After the Legislature voted in June to increase the state sales tax, most Kansans also now pay the nation’s highest sales tax on food.

“That’s not a good distinction,” Gee said.

Gaston and Gee said Kansas doesn’t need new government programs to solve hunger problems.

“All of these programs we’re going to talk about are programs that already exist,” Gaston said. “We just need to start using them better in Kansas.”

The summer food program’s low rate of usage, for example, is partly a matter of access.

Thirty-five of the state’s 105 counties, including all of northwest Kansas, currently have no sites for summer meals. Gaston said that’s improving a bit year-to-year, but large swaths still struggle with the logistics of transporting far-flung students to a central site for lunch in the summer.

“We know in Kansas we have a lot of frontier and rural counties, especially in western Kansas,” Gaston said. “So that’s been a huge challenge.”

Some suggestions for improving participation in the summer program were to create county-level task forces, start a site or volunteer to help serve or supervise at a site. Gaston said Westminster Presbyterian’s summer program in Topeka is a model to follow.

Gee said state-level changes to SNAP that restricted eligibility and cut outreach programs will lead to 1,500 Kansans losing food benefits this fiscal year and 3,000 next year, increasing pressure on local food banks. She encouraged conference attendees to get involved in state politics.

Gov.

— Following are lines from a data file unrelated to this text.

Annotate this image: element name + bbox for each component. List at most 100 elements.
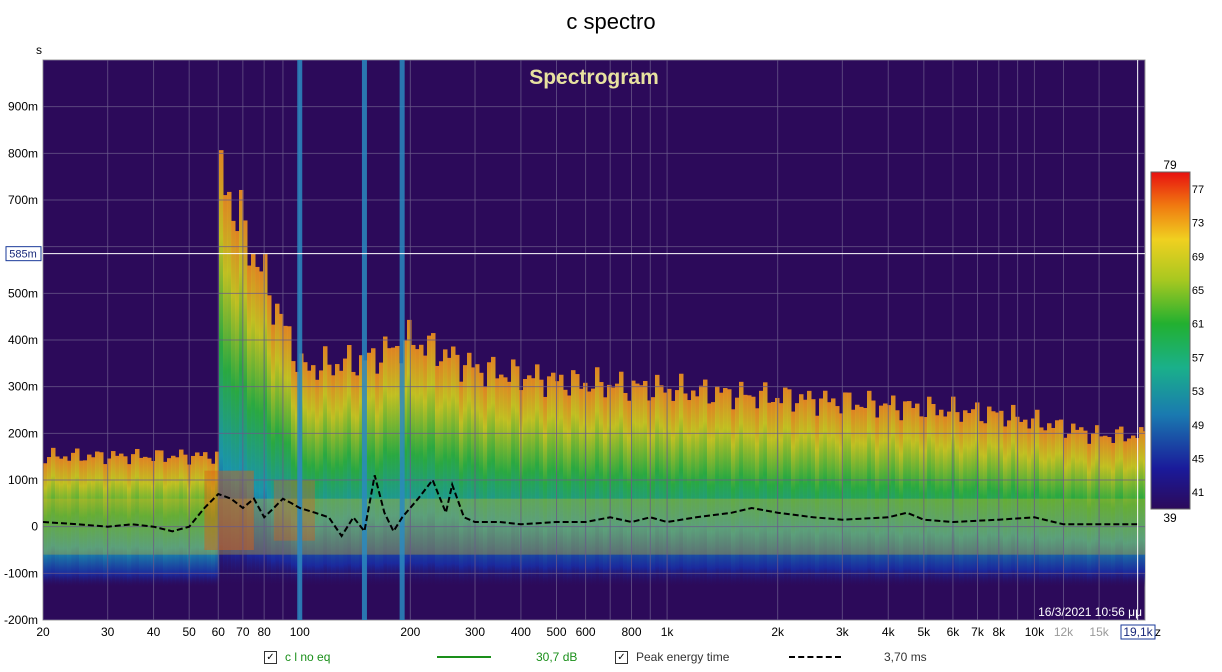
energy-column xyxy=(319,370,324,588)
energy-column xyxy=(1119,426,1124,588)
energy-column xyxy=(259,271,264,588)
energy-column xyxy=(955,412,960,588)
resonance-line xyxy=(399,60,405,620)
energy-column xyxy=(67,460,72,588)
energy-column xyxy=(999,410,1004,588)
energy-column xyxy=(831,398,836,588)
energy-column xyxy=(879,405,884,588)
energy-column xyxy=(1127,438,1132,588)
energy-column xyxy=(219,150,224,588)
energy-column xyxy=(555,381,560,588)
energy-column xyxy=(651,397,656,588)
color-scale-tick: 65 xyxy=(1192,285,1204,297)
energy-column xyxy=(107,458,112,588)
energy-column xyxy=(183,454,188,588)
energy-column xyxy=(751,396,756,588)
energy-column xyxy=(507,381,512,588)
energy-column xyxy=(963,410,968,588)
energy-column xyxy=(239,189,244,588)
energy-column xyxy=(819,398,824,588)
energy-column xyxy=(739,381,744,588)
energy-column xyxy=(43,463,48,588)
spectrogram-field xyxy=(43,150,1145,588)
energy-column xyxy=(935,415,940,588)
energy-column xyxy=(1067,433,1072,588)
energy-column xyxy=(687,400,692,588)
energy-column xyxy=(919,416,924,588)
color-scale-max: 79 xyxy=(1163,158,1177,172)
energy-column xyxy=(227,191,232,588)
energy-column xyxy=(407,319,412,588)
energy-column xyxy=(223,195,228,588)
energy-column xyxy=(415,349,420,588)
energy-column xyxy=(439,361,444,588)
energy-column xyxy=(511,359,516,588)
energy-column xyxy=(627,400,632,588)
energy-column xyxy=(311,365,316,588)
energy-column xyxy=(487,362,492,588)
legend-line-peak-energy-time xyxy=(789,648,841,666)
energy-column xyxy=(795,403,800,588)
energy-column xyxy=(235,231,240,588)
energy-column xyxy=(323,346,328,588)
energy-column xyxy=(763,382,768,588)
energy-column xyxy=(671,400,676,588)
legend-value-c-l-no-eq: 30,7 dB xyxy=(536,648,577,666)
energy-column xyxy=(939,409,944,588)
energy-column xyxy=(475,364,480,588)
energy-column xyxy=(971,409,976,588)
x-tick-label: 8k xyxy=(992,625,1006,639)
energy-column xyxy=(695,396,700,588)
energy-column xyxy=(279,313,284,588)
energy-column xyxy=(639,385,644,588)
color-scale-tick: 73 xyxy=(1192,218,1204,230)
legend-checkbox-c-l-no-eq[interactable]: ✓ xyxy=(264,650,277,664)
y-axis-ticks: 900m 800m 700m 500m 400m 300m 200m 100m 0 -100m -2… xyxy=(4,100,38,627)
energy-column xyxy=(883,403,888,588)
energy-column xyxy=(891,395,896,588)
cursor[interactable]: 585m 19,1k xyxy=(5,60,1156,640)
energy-column xyxy=(1083,430,1088,588)
energy-column xyxy=(267,295,272,588)
energy-column xyxy=(607,384,612,588)
energy-hotspot xyxy=(204,470,254,550)
energy-column xyxy=(1107,437,1112,588)
energy-column xyxy=(387,348,392,588)
legend-item-peak-energy-time: ✓ Peak energy time xyxy=(615,648,729,666)
energy-column xyxy=(823,390,828,588)
energy-column xyxy=(435,365,440,588)
y-axis-label: s xyxy=(36,43,42,57)
legend-checkbox-peak-energy-time[interactable]: ✓ xyxy=(615,650,628,664)
energy-column xyxy=(291,361,296,588)
energy-column xyxy=(635,383,640,588)
resonance-line xyxy=(361,60,367,620)
energy-column xyxy=(307,370,312,588)
energy-column xyxy=(171,455,176,588)
energy-column xyxy=(743,394,748,588)
energy-column xyxy=(103,464,108,588)
energy-column xyxy=(967,413,972,588)
energy-column xyxy=(471,367,476,588)
energy-column xyxy=(1039,427,1044,588)
energy-column xyxy=(575,374,580,588)
energy-column xyxy=(63,456,68,588)
energy-column xyxy=(587,391,592,588)
energy-column xyxy=(155,450,160,588)
energy-column xyxy=(903,401,908,588)
energy-column xyxy=(815,415,820,588)
energy-column xyxy=(419,344,424,588)
x-tick-label: 12k xyxy=(1054,625,1074,639)
color-scale-min: 39 xyxy=(1163,511,1177,525)
energy-column xyxy=(647,400,652,588)
legend-label: c l no eq xyxy=(285,650,331,664)
energy-column xyxy=(767,402,772,588)
cursor-freq-label: 19,1k xyxy=(1123,625,1153,639)
energy-column xyxy=(167,458,172,588)
energy-column xyxy=(99,452,104,588)
energy-column xyxy=(135,448,140,588)
energy-column xyxy=(463,365,468,588)
energy-column xyxy=(1007,420,1012,588)
energy-column xyxy=(783,387,788,588)
energy-column xyxy=(839,413,844,588)
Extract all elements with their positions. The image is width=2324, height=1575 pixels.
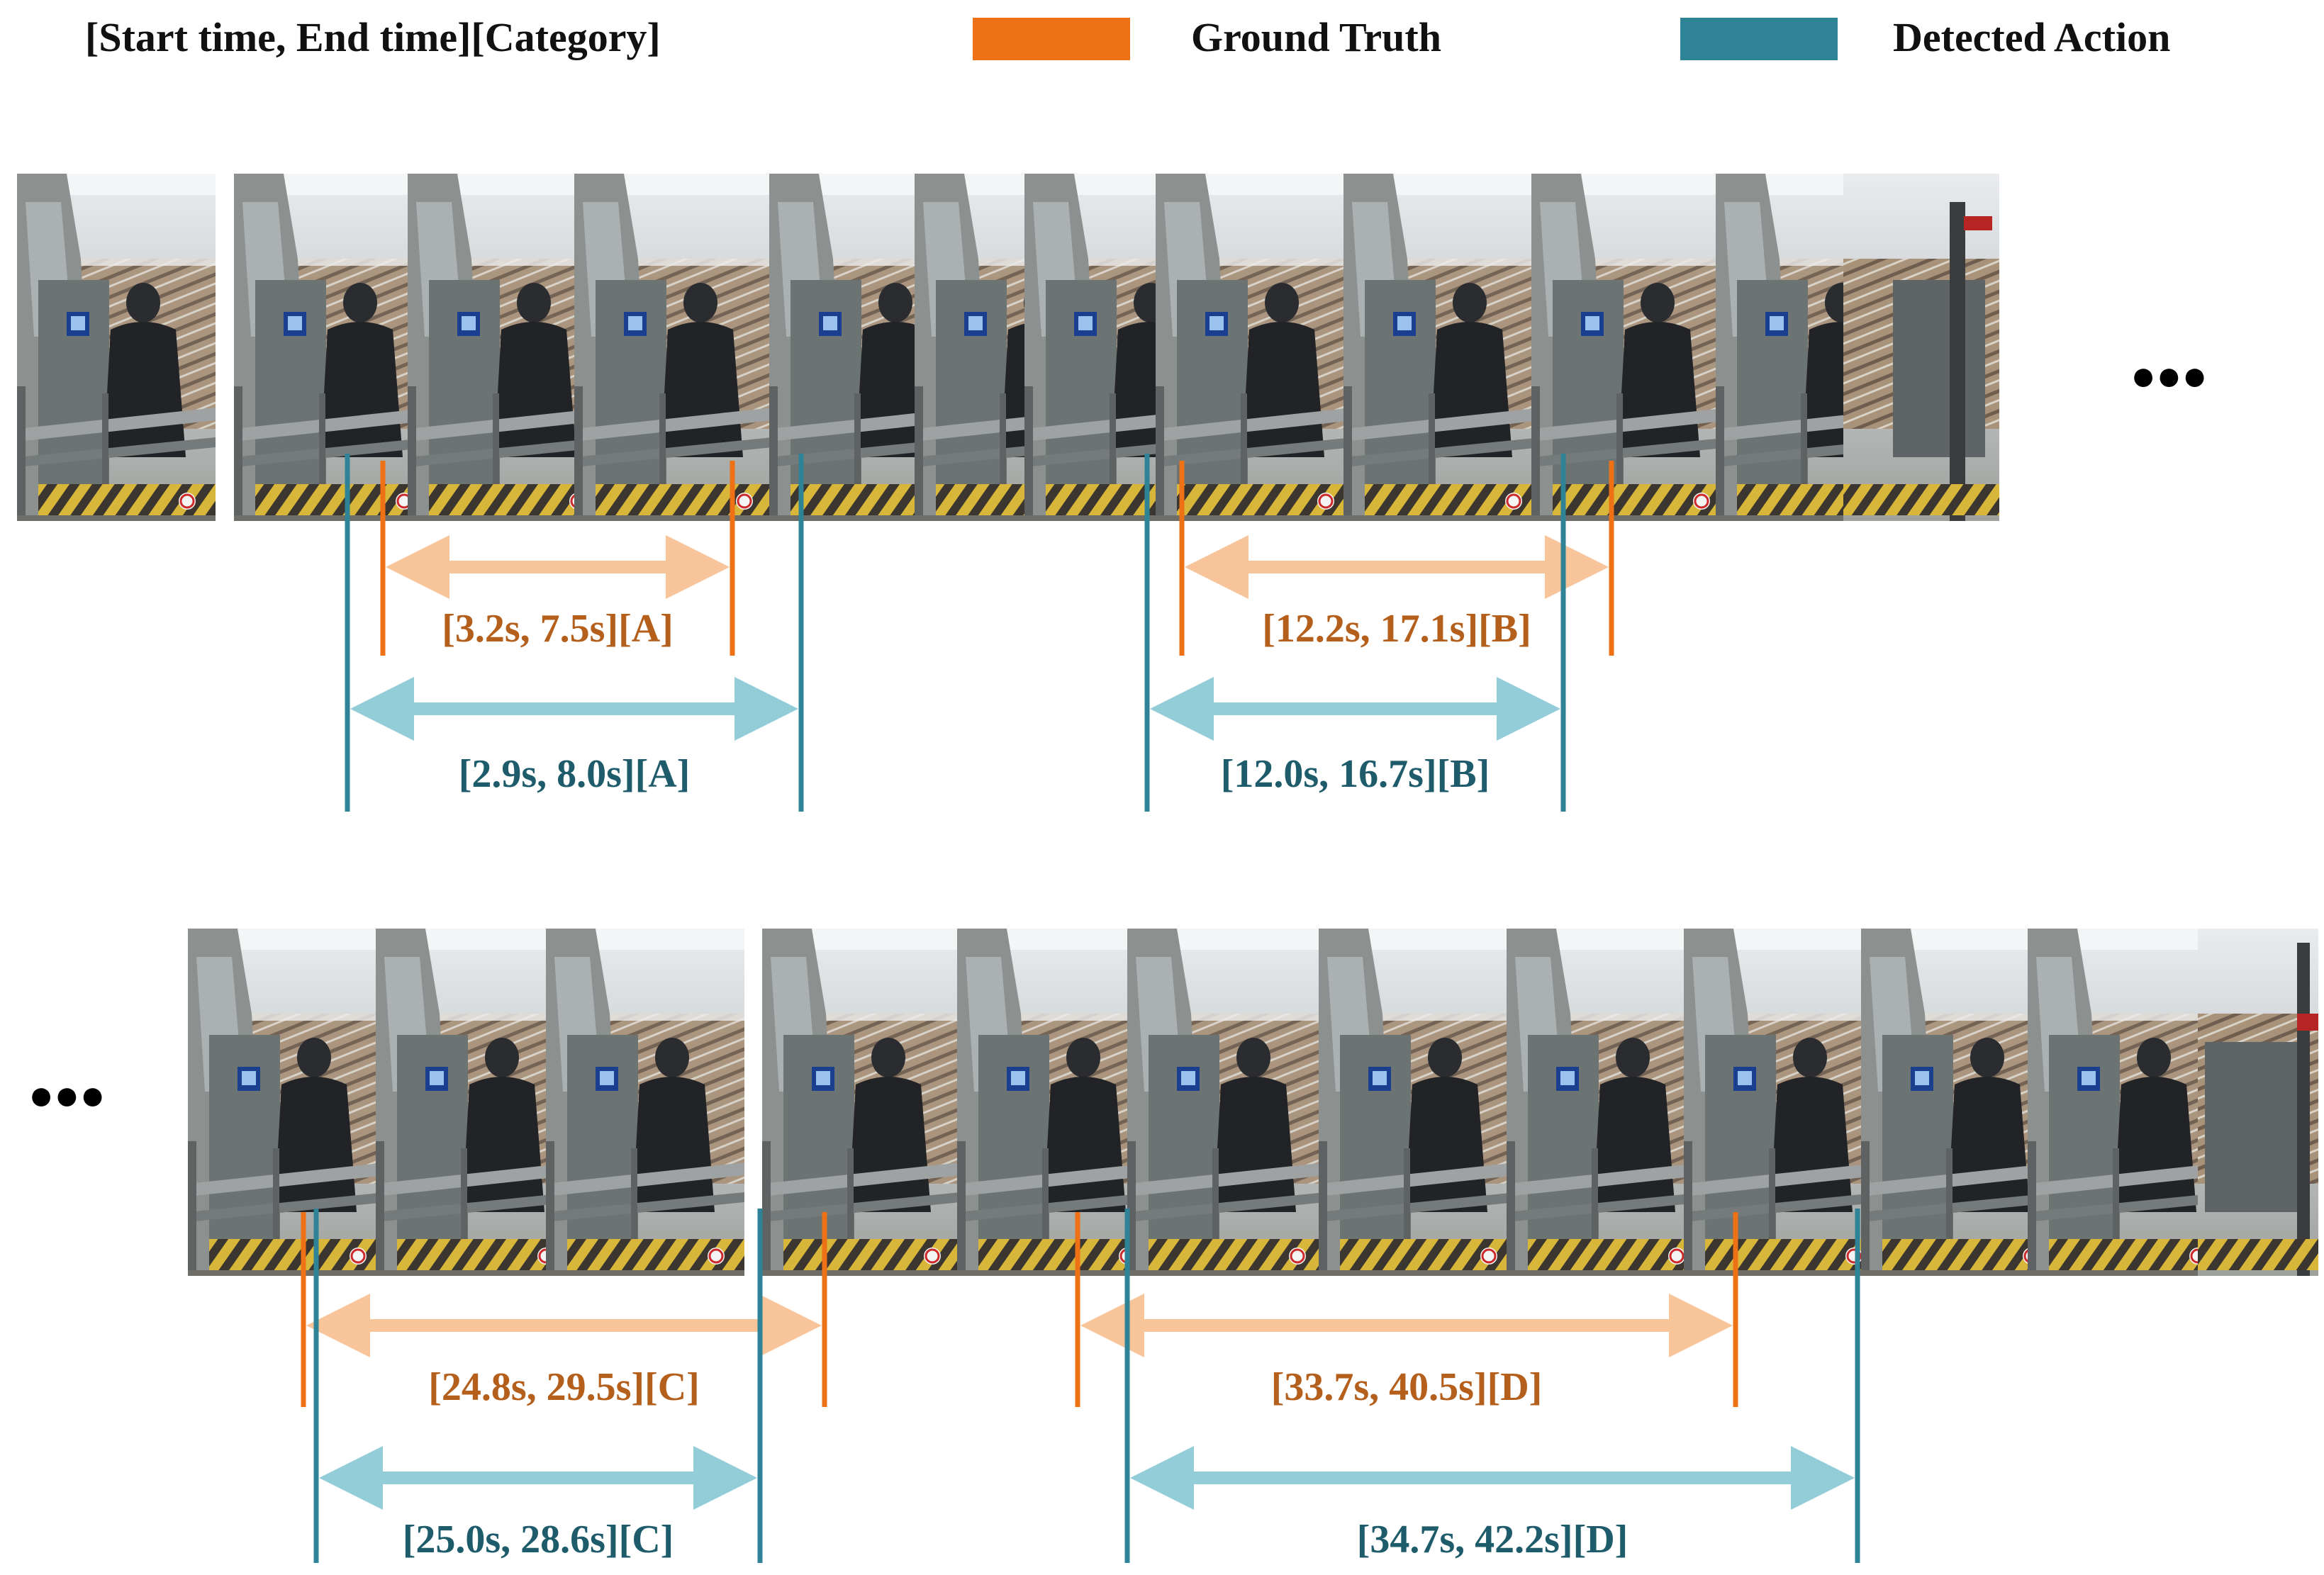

Sam Brownback’s administration has said the changes are intended to encourage work rather than reliance on government assistance.

Gaston said the federal Healthy Hunger-Free Kids Act of 2010 has become a political lightning rod because of its association with first lady Michelle Obama, but it is largely working in providing healthier lunches for young students.

She noted that a group of retired U.S. military generals recently released a report encouraging lawmakers to stick with the program, as a hedge against childhood obesity rates that disqualify a significant percentage of Americans from military service.